Jessica Sattler, MS, WHNP
The landscape of women’s healthcare has changed significantly over the last hundred years. From the introduction of the pap smear in 1923 to the Food and Drug Administration’s approval of the birth control pill in 1960 to Roe v. Wade in 1973 which gave women the right to reproductive decision making including abortion, to the passing of the Affordable Care Act in 2010, great progress has been made over the past century in improving women’s health.
Though advancements in women’s reproductive health have accelerated, significant health disparities persist for women, particularly for women of color, women living in poverty, and women living in rural areas, who experience less access to high-quality care and poorer health outcomes.
This blog post will highlight four areas that are critical to addressing to improve women’s healthcare.
Access to care
Some things that make access to care difficult have little to do with healthcare. A 2020 paper from the American College of Physicians found that lack of transportation and the inability to take time off of work introduces barriers that significantly limit access to preventive care and treatment. Similarly, women with children at home have the added challenge of either finding childcare or bringing their kids along to their appointments, which is not always feasible. Over twenty percent of U.S. residents speak a foreign language at home. When patients don’t have access to linguistically competent care and written materials in their language, it can impact the quality of care they receive. Other structural barriers include inadequate insurance coverage, clinic locations and hours, and proximity to public transportation.

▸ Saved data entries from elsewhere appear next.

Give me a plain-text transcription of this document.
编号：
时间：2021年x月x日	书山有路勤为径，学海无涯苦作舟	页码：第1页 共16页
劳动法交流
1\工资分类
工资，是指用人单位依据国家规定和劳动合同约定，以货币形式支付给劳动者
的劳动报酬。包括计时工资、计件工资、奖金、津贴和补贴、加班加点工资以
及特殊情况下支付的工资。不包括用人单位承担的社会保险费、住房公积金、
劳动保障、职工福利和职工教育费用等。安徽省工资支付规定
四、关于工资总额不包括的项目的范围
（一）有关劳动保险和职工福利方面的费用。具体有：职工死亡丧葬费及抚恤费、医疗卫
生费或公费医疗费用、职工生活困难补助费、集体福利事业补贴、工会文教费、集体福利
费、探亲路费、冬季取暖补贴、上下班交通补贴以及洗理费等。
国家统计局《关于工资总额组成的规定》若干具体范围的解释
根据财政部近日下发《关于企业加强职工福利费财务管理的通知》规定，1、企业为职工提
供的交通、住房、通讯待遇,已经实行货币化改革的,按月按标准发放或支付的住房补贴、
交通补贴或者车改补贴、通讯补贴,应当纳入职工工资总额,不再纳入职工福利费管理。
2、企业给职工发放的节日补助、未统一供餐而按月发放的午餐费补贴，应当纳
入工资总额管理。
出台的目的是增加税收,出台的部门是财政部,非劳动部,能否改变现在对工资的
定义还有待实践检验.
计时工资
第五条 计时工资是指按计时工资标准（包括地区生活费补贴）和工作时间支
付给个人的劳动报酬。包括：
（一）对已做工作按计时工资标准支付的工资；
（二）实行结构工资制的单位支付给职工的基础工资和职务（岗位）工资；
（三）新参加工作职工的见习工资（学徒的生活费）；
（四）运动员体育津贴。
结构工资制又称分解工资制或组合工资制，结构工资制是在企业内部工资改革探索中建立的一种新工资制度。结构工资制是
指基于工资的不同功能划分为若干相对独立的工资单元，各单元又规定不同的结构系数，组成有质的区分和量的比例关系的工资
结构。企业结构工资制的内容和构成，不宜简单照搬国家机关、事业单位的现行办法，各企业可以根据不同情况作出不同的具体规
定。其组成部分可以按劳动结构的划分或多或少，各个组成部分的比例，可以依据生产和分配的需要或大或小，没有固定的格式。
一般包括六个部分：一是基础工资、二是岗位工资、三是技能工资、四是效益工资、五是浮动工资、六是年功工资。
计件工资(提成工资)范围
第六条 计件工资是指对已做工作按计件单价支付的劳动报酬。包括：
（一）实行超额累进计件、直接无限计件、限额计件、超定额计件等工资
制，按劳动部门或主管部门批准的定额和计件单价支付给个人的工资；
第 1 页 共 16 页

In the US, particularly since the reversal of Roe v. Wade in 2022, the legal landscape surrounding women’s reproductive health can feel both complicated and frightening. Access to reproductive healthcare services, including infertility care, birth control, and abortion, now varies widely from state to state. This impacts, and in some states, severely constrains, how healthcare systems and providers are able to deliver needed care. Medical residency programs in states with restrictive abortion laws face challenges in providing residents with the practical experiences around abortion care required to keep their program accreditation and for graduates to be able to sit for specialty board certification exams. The downstream effects of these state legal restrictions impact medical schools’ ability to recruit faculty and students into women’s health specialties such as OB/GYN, maternal-fetal medicine, and reproductive endocrinology. In states such as Louisiana and Texas, states which have some of the poorest health outcomes for women, the unintended consequences of these restrictions further deprive citizens of high-quality women’s healthcare.

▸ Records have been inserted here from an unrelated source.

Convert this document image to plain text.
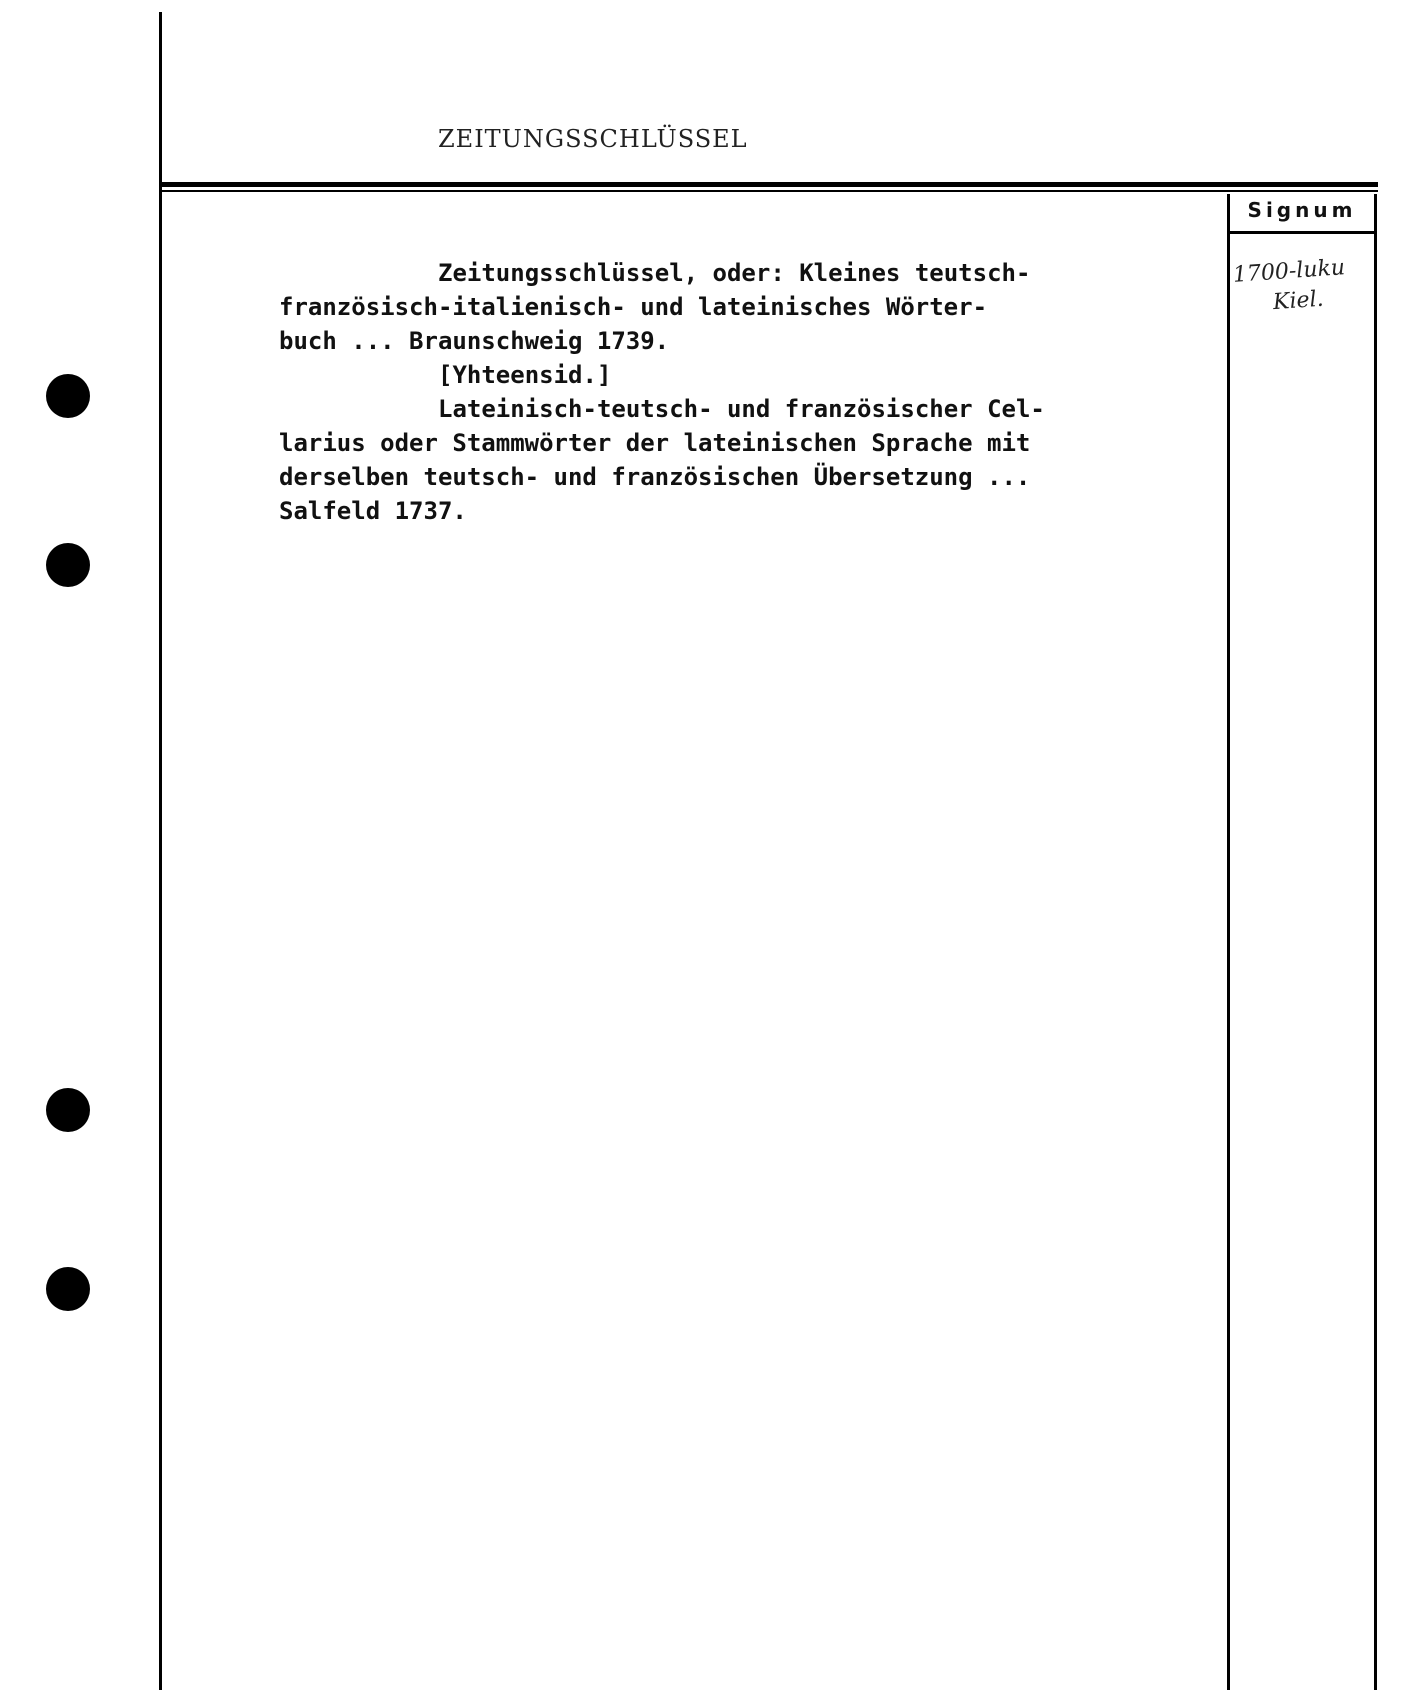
ZEITUNGSSCHLÜSSEL
Signum
1700-luku
Kiel.
Zeitungsschlüssel, oder: Kleines teutsch-
französisch-italienisch- und lateinisches Wörter-
buch ... Braunschweig 1739.
[Yhteensid.]
Lateinisch-teutsch- und französischer Cel-
larius oder Stammwörter der lateinischen Sprache mit
derselben teutsch- und französischen Übersetzung ...
Salfeld 1737.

When women experience discrimination from healthcare providers, they are less likely to get the preventive care they need and have poorer health outcomes. One of the most frequently named reasons for loss of trust is poor communication, specifically, that patients don’t feel listened to. Conversely, when women have healthcare providers they trust, and feel cared for without stigma or judgment, evidence shows increased engagement with the healthcare system, more involvement in medical decision-making, improved health behaviors, and reduced stress. Representation and cultural competence in healthcare teams also builds trust. For example, Black patients have improved health outcomes when treated by Black physicians. Past healthcare failures (or successes!) can have a huge impact on trust, confidence, and the decisions women make about their own care.
Health equity means that all people have a fair and just opportunity to be as healthy as possible. Improving equity in women’s health requires addressing avoidable inequalities that disadvantage or cause harm. One such area is in pharmaceutical research and clinical trials. Women are underrepresented in research and clinical trials. This leaves healthcare providers with incomplete information about how women respond to different health conditions, often presenting with different symptom profiles than men do, and may require different treatments and management. There are even lower levels of participation in clinical trials by women from racial and ethnic minorities–groups who, at the same time, often bear a disproportionate burden of disease. Structural improvements, such as the Food and Drug Administration’s draft guidance on new regulatory requirements for diversity planning and recruitment in clinical trials, are an important step forward and can help ensure that drugs or treatments being developed are safe and effective for both men and women.
When women support one another, we can make profound and amazing things happen.
Improving access to care, including reproductive care, building trust between care teams and patients, and ensuring more equitable representation in the development of medicines and treatments will by no means address all of the root causes of health disparities for women. We need both practical, point of care approaches to improve care locally while we also work to address policies and systems that introduce or perpetuate structural barriers to equitable care.